Observa-se que o cumprimento de sentença distribuído sob a classe processual “Cumprimento de Sentença – Juizado Especial Cível”, visando à satisfação de crédito decorrente de título judicial formado nos autos nº 0000773-69.2021.8.25.0056 (nº eletrônico 202178200443).
Todavia, da análise dos documentos que instruem a inicial, verifica-se que o título exequendo foi constituído em processo submetido ao procedimento comum, regido pelas disposições do Código de Processo Civil, circunstância que suscita dúvida quanto à adequação do rito executivo adotado.
Com efeito, o art. 516, inciso II, do Código de Processo Civil estabelece que o cumprimento da sentença efetuar-se-á perante o juízo que decidiu a causa no primeiro grau de jurisdição, consagrando regra de competência funcional, tradicionalmente reconhecida como de natureza absoluta.

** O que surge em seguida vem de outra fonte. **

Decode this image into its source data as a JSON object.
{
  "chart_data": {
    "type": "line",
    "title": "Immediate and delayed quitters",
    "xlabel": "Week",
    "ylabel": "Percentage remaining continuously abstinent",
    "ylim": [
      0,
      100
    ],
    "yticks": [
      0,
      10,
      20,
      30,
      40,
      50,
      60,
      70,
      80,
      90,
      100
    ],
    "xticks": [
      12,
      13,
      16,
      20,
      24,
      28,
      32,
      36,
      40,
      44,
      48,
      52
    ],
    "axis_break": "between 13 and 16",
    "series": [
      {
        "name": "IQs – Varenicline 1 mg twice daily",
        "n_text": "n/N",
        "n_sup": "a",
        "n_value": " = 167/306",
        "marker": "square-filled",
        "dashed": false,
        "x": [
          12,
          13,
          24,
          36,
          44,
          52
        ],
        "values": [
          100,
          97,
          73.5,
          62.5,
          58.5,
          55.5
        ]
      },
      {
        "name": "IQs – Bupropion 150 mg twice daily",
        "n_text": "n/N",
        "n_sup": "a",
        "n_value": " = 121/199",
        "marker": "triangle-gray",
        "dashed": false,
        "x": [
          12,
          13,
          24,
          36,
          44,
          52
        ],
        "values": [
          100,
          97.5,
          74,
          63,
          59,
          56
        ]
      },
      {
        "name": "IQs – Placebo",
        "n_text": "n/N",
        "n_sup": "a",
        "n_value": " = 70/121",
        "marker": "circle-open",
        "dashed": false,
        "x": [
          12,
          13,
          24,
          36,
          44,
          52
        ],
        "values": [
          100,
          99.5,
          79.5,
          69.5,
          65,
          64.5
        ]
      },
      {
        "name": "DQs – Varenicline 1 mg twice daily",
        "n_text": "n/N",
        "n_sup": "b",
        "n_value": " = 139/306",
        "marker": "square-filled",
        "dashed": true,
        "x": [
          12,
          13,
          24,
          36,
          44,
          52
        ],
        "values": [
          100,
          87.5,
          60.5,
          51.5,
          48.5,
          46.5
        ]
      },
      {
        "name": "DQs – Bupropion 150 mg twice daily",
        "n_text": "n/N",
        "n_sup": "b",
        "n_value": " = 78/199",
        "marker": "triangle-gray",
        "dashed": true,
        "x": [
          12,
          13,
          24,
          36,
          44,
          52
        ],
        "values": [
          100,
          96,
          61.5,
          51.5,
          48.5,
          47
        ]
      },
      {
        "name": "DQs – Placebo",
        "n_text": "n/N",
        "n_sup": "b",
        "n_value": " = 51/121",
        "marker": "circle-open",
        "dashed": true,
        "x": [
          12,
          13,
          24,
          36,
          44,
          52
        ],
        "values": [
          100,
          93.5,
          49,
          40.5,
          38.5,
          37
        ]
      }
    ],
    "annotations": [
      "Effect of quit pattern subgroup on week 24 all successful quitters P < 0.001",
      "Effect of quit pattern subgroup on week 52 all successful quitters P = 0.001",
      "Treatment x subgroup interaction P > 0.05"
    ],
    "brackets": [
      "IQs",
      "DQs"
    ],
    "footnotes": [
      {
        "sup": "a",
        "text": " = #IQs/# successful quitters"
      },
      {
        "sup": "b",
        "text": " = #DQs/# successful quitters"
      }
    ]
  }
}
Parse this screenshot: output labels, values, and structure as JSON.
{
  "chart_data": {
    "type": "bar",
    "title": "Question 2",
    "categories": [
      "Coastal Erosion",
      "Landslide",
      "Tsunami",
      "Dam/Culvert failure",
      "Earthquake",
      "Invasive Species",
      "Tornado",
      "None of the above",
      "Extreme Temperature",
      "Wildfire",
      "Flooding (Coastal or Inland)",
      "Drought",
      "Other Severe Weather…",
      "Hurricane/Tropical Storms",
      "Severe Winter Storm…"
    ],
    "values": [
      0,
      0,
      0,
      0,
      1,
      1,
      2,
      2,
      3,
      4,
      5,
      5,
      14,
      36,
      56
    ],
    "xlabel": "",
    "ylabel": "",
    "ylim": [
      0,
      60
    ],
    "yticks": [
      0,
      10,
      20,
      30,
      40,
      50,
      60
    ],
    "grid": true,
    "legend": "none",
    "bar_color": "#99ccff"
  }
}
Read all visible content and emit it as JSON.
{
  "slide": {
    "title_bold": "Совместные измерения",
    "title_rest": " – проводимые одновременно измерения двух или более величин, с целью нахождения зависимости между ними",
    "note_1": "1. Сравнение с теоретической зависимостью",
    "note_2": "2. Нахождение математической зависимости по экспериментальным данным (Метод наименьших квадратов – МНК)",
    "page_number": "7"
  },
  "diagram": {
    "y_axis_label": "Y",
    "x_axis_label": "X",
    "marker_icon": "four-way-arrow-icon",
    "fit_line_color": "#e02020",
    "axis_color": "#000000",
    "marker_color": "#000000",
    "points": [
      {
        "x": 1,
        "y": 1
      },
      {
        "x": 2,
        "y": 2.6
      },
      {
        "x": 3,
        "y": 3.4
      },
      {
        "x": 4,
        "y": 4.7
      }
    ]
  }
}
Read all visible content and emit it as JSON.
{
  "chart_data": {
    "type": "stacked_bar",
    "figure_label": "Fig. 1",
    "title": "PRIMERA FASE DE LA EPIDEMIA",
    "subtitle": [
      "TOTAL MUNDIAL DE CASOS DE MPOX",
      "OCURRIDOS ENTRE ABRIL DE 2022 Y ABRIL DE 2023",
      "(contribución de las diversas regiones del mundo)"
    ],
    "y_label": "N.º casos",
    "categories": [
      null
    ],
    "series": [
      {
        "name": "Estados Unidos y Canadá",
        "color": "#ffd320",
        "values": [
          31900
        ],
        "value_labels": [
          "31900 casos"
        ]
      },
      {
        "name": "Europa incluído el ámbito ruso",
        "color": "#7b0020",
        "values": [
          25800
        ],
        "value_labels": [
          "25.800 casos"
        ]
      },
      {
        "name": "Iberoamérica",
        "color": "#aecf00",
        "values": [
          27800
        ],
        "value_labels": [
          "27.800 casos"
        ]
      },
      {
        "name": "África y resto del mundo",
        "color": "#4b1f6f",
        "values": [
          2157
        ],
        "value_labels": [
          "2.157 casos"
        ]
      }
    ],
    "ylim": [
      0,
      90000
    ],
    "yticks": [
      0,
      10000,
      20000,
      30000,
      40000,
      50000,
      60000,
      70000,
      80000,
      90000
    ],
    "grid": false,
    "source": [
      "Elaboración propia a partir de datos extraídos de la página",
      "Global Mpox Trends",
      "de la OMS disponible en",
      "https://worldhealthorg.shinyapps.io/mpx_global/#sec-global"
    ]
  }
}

Por sua vez, o art. 3º, §1º, inciso I, da Lei nº 9.099/95 dispõe que compete ao Juizado Especial promover a execução “dos seus julgados”, revelando que a competência executiva do microssistema dos Juizados Especiais encontra-se vinculada aos títulos nele próprios constituídos.
A jurisprudência tem prestigiado essa compreensão, reconhecendo que a fase executiva deve observar o mesmo regime processual sob o qual foi formado o título judicial, não sendo suficiente a adequação do valor executado aos limites de alçada dos Juizados para justificar a migração do cumprimento de sentença para procedimento diverso.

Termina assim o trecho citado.